What This Means for You
The Tepezza MDL is in a critical phase. Bellwether trial deadlines have been vacated. Quarterly mediation is ongoing. Multiple major plaintiff law firms have closed their intake windows. These are the conditions that precede a global settlement announcement in pharmaceutical mass tort litigation, but no settlement has been confirmed yet.
If you received Tepezza infusions and experienced hearing loss or tinnitus, the window for filing a claim is narrowing. The two most time-sensitive actions are getting a formal audiological evaluation and consulting a licensed attorney who handles pharmaceutical MDL cases. Both can be done before any official settlement announcement and both protect your position if and when a settlement framework is established.
For patients already managing hearing loss, see our full comparison of top-rated hearing aid companies for options across all budget levels while you navigate the legal process.

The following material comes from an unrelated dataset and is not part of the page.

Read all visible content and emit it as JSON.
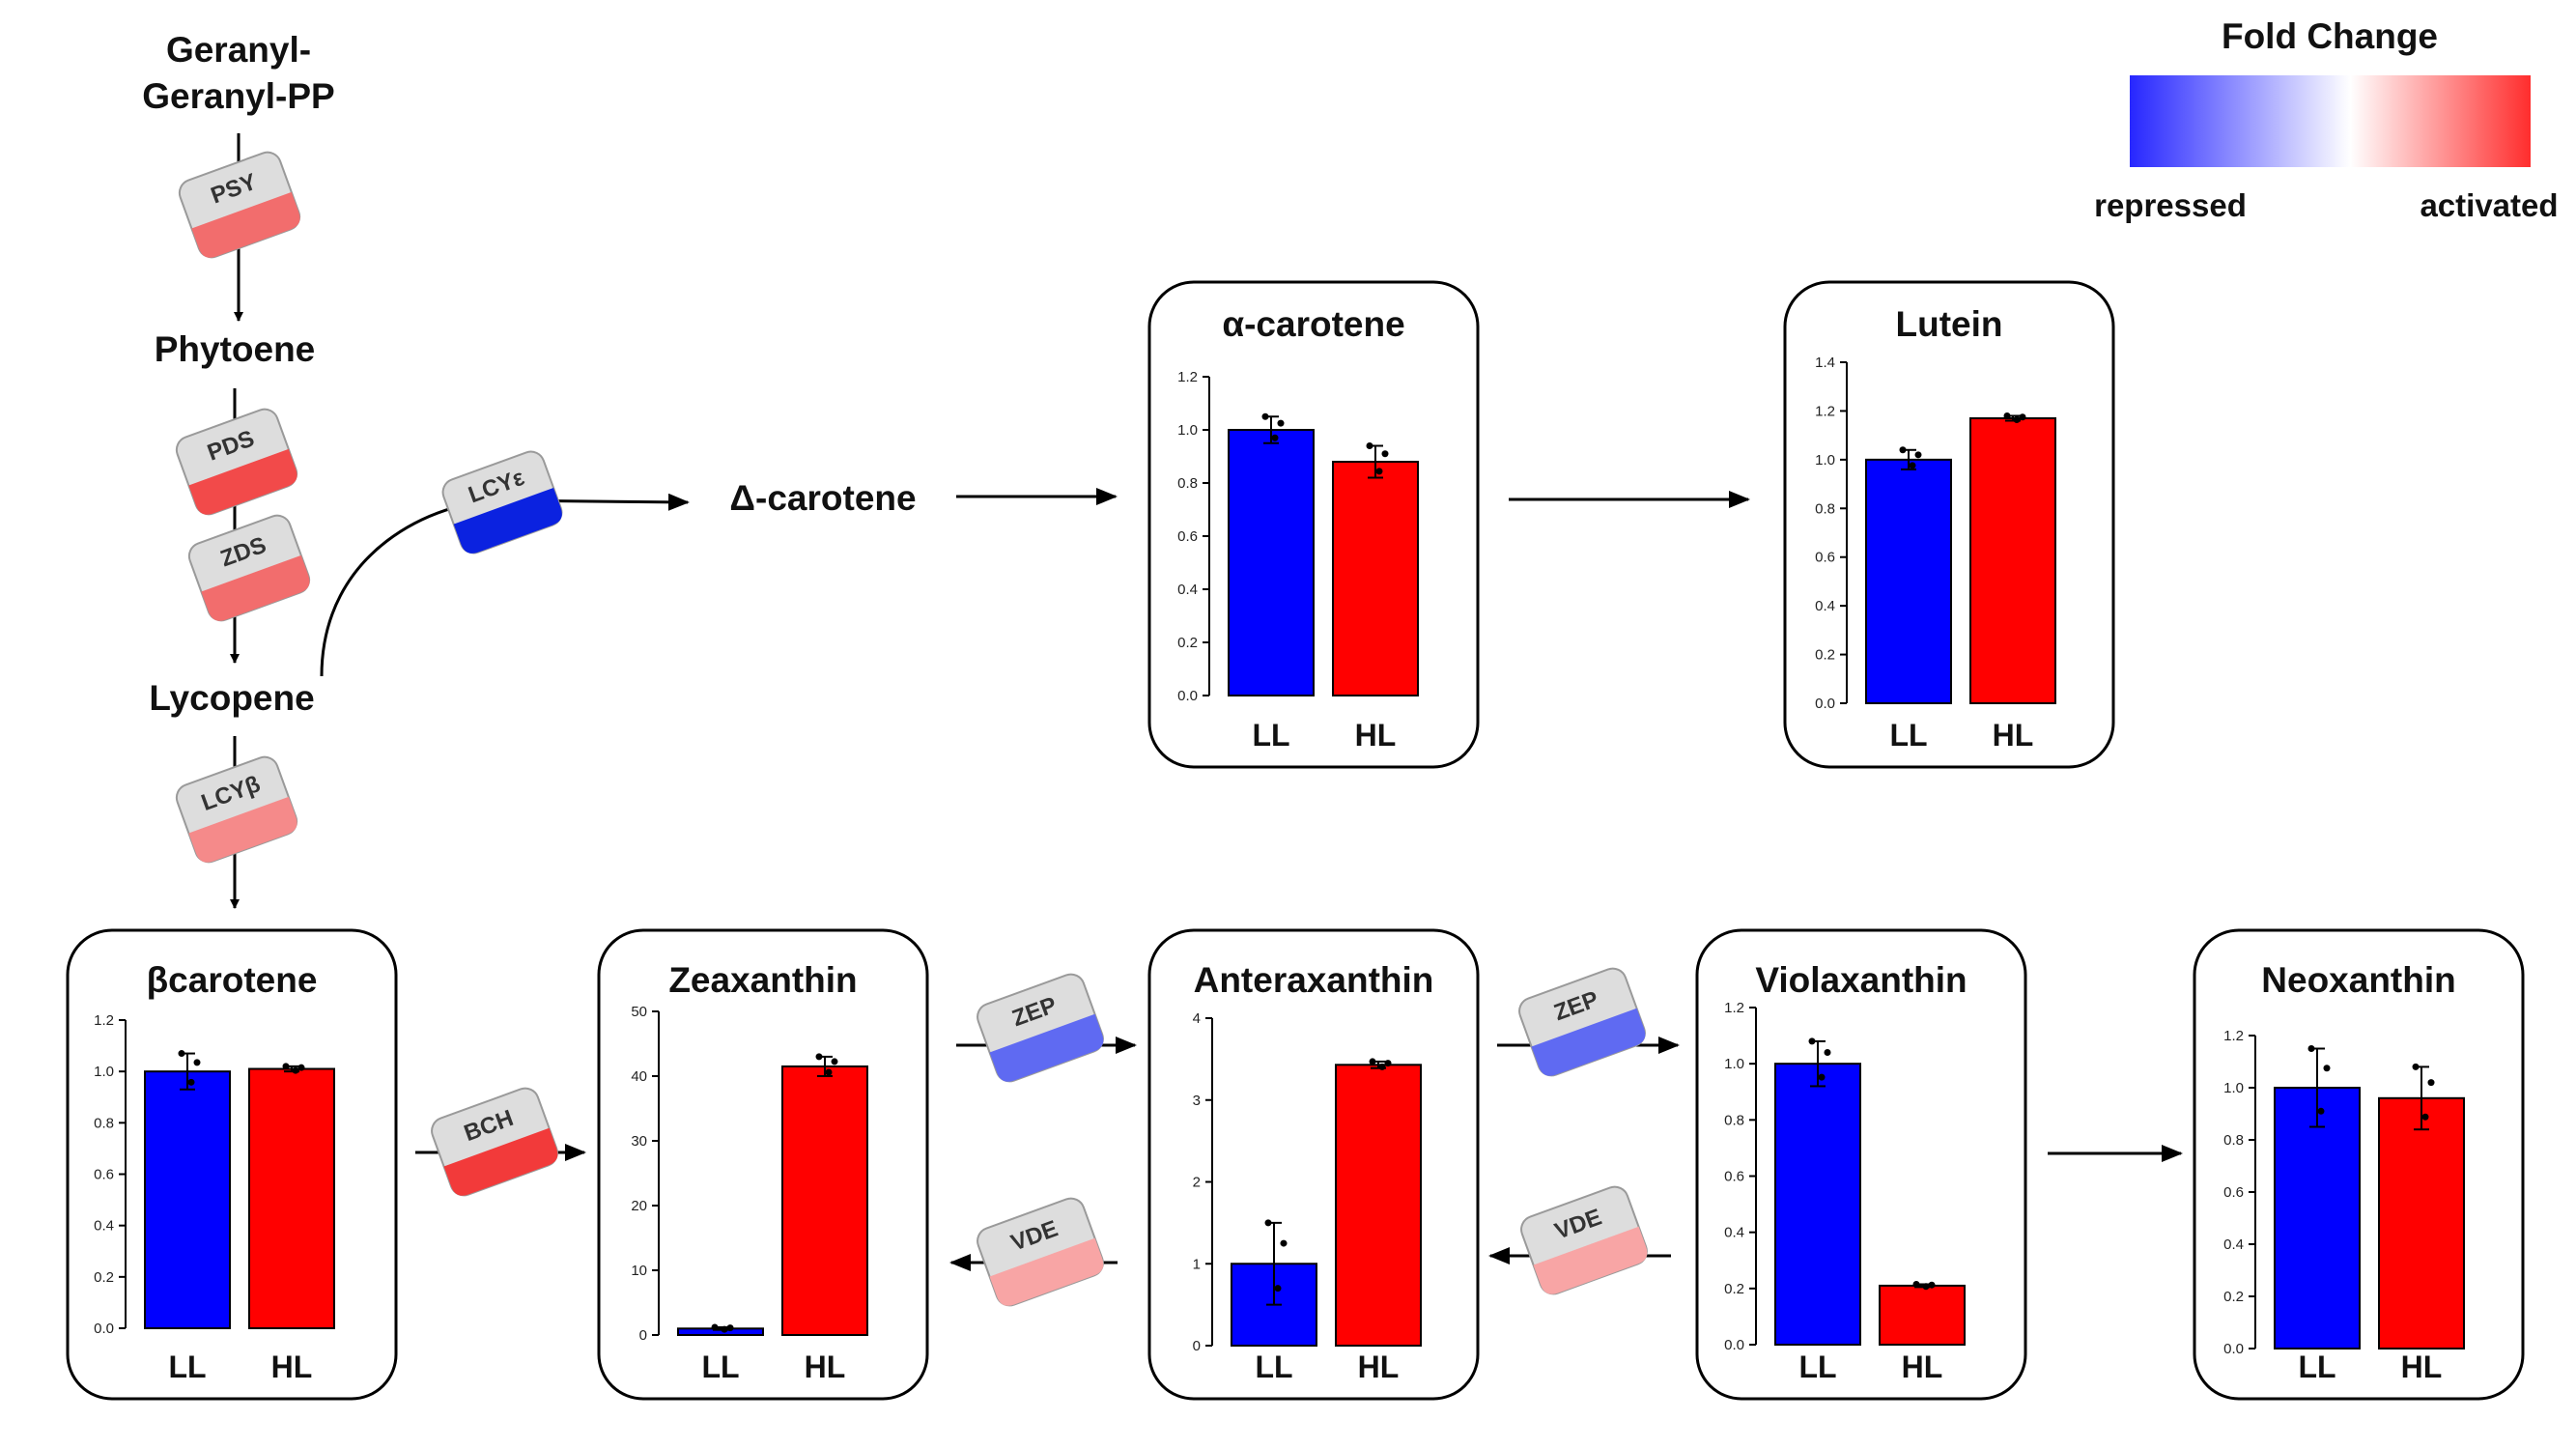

Frequently Asked Questions
Has a Tepezza settlement been announced?
No. As of April 2026, no global settlement has been officially announced in the Tepezza hearing loss MDL (MDL No. 3026). However, strong settlement signals are present: the federal judge struck all bellwether trial deadlines in October 2025 following off-the-record discussions between both parties’ counsel, and court-ordered quarterly mediation sessions have been ongoing since August 2024. Legal analysts widely interpret these signals as indicating active settlement negotiations.
Who qualifies for a Tepezza lawsuit?
Patients who received Tepezza infusions for thyroid eye disease and subsequently experienced hearing loss, tinnitus, muffled hearing, ear fullness, or other auditory changes may qualify. Because these are individual cases within an MDL (not a class action), eligibility is assessed case by case. Severity of documented hearing loss, whether effects are bilateral, and the quality of medical documentation all affect case strength. A free consultation with a licensed pharmaceutical MDL attorney is the most reliable way to assess whether your situation qualifies.
How much could a Tepezza settlement pay?
No confirmed settlement amounts exist as of April 2026. Legal analysts projecting from comparable pharmaceutical MDL settlements estimate tiers ranging from $50,000 to $150,000 for mild documented cases, $150,000 to $500,000 for moderate bilateral hearing loss, and potentially $500,000 or more for severe permanent loss with strong medical documentation. These are projections only. Actual amounts will depend on trial outcomes if any occur, the financial terms Horizon Therapeutics (now owned by Amgen) negotiates, and individual case characteristics.
Is the Tepezza lawsuit a class action?
No. The Tepezza cases are consolidated in a multidistrict litigation (MDL), not a class action. This means each plaintiff’s case is valued individually based on their specific injuries, treatment history, and documented damages. There is no opt-in or opt-out mechanism. Each affected patient must separately retain an attorney and file an individual claim to participate in any settlement.
What should I do if I took Tepezza and have hearing loss?
The most time-sensitive steps are: get a formal audiological evaluation to document your current hearing status, request your complete Tepezza treatment records, and consult a licensed attorney who handles pharmaceutical MDL cases before the settlement intake window closes. Most pharmaceutical MDL attorneys work on contingency with no upfront fees. Multiple major law firms stopped accepting new Tepezza cases in early 2026, making early action important.